The image rises in my mind as Kauko licks his thick lips. Sig, the night he told me not to let Kauko bleed me, pretending to drink from a cup. I’d thought he was saying something about drinking too much mead, but as Kauko lifts the bowl, understanding dawns.
And as Kauko begins to drink, revulsion makes my stomach clench, and I have to fight to keep that porridge I ate for breakfast from spewing from my mouth. I glance at Sig, expecting to find him just as disgusted, but instead he is watching Kauko with his head tilted, his expression blank.
Kauko lifts his head and shudders, his lips covered in my blood. He looks at me and smiles. “So much power,” he says in a low, shaky voice before lowering his head to drink again. The wet slurping sounds make bile rise in my throat. He drinks like a man dying of thirst.

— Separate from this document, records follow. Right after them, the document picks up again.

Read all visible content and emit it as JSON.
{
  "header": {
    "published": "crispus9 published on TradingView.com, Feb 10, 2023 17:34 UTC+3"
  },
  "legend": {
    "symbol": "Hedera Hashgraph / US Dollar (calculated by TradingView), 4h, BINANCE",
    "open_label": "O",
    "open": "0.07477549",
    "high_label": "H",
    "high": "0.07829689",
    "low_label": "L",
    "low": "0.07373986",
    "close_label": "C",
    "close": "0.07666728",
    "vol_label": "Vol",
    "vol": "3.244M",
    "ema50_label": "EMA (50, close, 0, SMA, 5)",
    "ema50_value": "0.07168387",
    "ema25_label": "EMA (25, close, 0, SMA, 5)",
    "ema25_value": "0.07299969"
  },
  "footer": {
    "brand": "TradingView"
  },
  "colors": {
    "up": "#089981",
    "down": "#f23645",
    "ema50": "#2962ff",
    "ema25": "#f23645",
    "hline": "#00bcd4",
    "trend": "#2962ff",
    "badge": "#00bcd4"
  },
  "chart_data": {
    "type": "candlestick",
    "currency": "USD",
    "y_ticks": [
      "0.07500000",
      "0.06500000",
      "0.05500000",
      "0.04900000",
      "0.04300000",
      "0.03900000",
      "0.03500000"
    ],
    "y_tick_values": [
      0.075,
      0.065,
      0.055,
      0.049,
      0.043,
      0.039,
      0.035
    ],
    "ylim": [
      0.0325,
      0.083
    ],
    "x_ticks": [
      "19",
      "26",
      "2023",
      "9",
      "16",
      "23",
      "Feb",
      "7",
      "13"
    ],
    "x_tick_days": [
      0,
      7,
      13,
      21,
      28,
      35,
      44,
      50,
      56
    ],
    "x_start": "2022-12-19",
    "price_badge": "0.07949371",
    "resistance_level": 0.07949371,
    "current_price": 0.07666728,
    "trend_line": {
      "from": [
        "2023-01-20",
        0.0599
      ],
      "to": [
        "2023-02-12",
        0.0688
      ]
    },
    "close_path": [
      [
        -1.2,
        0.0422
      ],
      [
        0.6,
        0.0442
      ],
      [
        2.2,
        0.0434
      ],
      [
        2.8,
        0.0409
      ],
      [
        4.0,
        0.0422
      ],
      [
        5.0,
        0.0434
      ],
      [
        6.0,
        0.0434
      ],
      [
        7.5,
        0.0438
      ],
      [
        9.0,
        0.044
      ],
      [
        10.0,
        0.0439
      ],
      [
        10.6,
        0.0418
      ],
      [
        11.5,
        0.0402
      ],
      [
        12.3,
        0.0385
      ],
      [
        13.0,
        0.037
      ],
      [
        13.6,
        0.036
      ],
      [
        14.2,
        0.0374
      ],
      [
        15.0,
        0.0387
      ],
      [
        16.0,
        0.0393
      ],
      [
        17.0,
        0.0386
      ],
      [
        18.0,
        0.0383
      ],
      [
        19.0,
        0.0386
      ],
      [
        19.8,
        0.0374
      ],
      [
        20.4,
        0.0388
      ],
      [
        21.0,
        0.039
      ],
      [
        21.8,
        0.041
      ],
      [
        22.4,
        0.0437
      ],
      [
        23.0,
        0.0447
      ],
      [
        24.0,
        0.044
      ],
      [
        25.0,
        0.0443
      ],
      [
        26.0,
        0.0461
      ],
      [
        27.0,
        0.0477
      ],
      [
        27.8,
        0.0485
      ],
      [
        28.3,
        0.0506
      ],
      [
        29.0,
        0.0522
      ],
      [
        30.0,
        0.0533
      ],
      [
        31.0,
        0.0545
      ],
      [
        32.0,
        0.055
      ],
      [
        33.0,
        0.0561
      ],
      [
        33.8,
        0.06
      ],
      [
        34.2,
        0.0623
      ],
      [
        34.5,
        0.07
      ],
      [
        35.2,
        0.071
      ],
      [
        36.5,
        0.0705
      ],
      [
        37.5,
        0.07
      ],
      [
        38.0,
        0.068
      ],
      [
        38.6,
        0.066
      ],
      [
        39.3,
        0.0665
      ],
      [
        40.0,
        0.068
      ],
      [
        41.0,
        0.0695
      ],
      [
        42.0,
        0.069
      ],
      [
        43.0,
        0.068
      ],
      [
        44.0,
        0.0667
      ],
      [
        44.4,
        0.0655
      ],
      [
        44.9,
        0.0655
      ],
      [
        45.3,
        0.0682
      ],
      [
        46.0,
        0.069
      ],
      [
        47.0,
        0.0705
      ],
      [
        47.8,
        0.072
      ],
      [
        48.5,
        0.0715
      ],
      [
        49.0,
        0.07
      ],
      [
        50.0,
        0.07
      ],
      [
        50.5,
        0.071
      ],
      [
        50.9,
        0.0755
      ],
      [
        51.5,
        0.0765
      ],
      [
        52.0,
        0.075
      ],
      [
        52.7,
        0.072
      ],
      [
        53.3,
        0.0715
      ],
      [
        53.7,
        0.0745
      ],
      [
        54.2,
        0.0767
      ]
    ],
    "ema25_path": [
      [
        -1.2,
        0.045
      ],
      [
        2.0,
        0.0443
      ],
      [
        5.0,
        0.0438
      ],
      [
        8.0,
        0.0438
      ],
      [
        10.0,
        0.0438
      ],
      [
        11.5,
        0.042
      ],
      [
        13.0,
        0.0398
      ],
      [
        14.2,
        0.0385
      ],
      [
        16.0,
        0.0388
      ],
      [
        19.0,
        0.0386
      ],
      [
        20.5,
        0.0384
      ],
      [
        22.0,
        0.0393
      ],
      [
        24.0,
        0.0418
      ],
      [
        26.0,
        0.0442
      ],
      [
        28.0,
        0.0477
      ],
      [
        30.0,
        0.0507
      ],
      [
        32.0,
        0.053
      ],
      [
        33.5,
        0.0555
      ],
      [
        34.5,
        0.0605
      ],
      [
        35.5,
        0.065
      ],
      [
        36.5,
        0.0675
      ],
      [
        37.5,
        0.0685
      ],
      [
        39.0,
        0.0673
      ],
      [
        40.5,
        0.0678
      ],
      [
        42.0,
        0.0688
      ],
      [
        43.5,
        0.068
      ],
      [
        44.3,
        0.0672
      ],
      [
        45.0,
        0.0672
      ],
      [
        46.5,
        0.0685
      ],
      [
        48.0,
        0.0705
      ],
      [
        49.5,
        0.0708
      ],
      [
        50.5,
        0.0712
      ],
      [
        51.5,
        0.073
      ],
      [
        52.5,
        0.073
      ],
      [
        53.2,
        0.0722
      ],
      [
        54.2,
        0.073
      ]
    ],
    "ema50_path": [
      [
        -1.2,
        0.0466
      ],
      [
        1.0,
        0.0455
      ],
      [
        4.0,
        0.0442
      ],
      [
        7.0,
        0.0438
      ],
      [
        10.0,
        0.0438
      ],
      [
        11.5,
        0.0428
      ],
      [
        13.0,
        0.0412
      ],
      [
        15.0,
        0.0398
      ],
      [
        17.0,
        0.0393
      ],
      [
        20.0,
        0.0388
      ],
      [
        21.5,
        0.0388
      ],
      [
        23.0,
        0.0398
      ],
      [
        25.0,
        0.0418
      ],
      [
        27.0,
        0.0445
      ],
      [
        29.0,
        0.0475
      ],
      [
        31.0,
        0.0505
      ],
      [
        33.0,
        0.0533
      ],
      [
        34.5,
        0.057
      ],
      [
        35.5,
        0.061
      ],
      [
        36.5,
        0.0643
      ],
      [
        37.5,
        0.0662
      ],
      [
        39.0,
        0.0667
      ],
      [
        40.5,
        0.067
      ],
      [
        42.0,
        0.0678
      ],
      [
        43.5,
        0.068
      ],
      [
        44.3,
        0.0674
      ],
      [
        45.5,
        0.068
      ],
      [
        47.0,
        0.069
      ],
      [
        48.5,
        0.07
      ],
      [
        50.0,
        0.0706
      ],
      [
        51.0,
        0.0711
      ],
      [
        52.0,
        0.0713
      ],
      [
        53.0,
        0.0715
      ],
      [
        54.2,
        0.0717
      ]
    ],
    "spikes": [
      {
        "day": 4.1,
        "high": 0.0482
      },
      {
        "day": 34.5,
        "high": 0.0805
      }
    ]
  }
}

“The magic—is it in my blood?” I ask.
Sig looks at me from the corner of his eye and nods. “Blood is magic.” He rolls up his own tunic sleeve and reveals a scar in the same spot as my wound, confirming my suspicions. Now I understand his pallor, the circles under his eyes, the way his scarred flesh stretches over his skull like thin fabric over a frame of twigs. I wonder how powerful he would be if he hadn’t lost this much blood—powerful enough to escape?
Horror flows like ice through my heart, turning it cold. Kauko has magic of his own, but he’s used it to dominate Sig and now me, just so he could have more. “Did you do this to the Valtia, too?”
The question springs from me without thought, as does the memory of the witch queen’s face. I’ve barely allowed myself to think of her since the day it was revealed I was her true heir, that her magic had entered me upon her death instead of entering the girl the elders chose as the Saadella—the girl who now sits on the throne of Kupari, trying to make people believe she’s the real queen.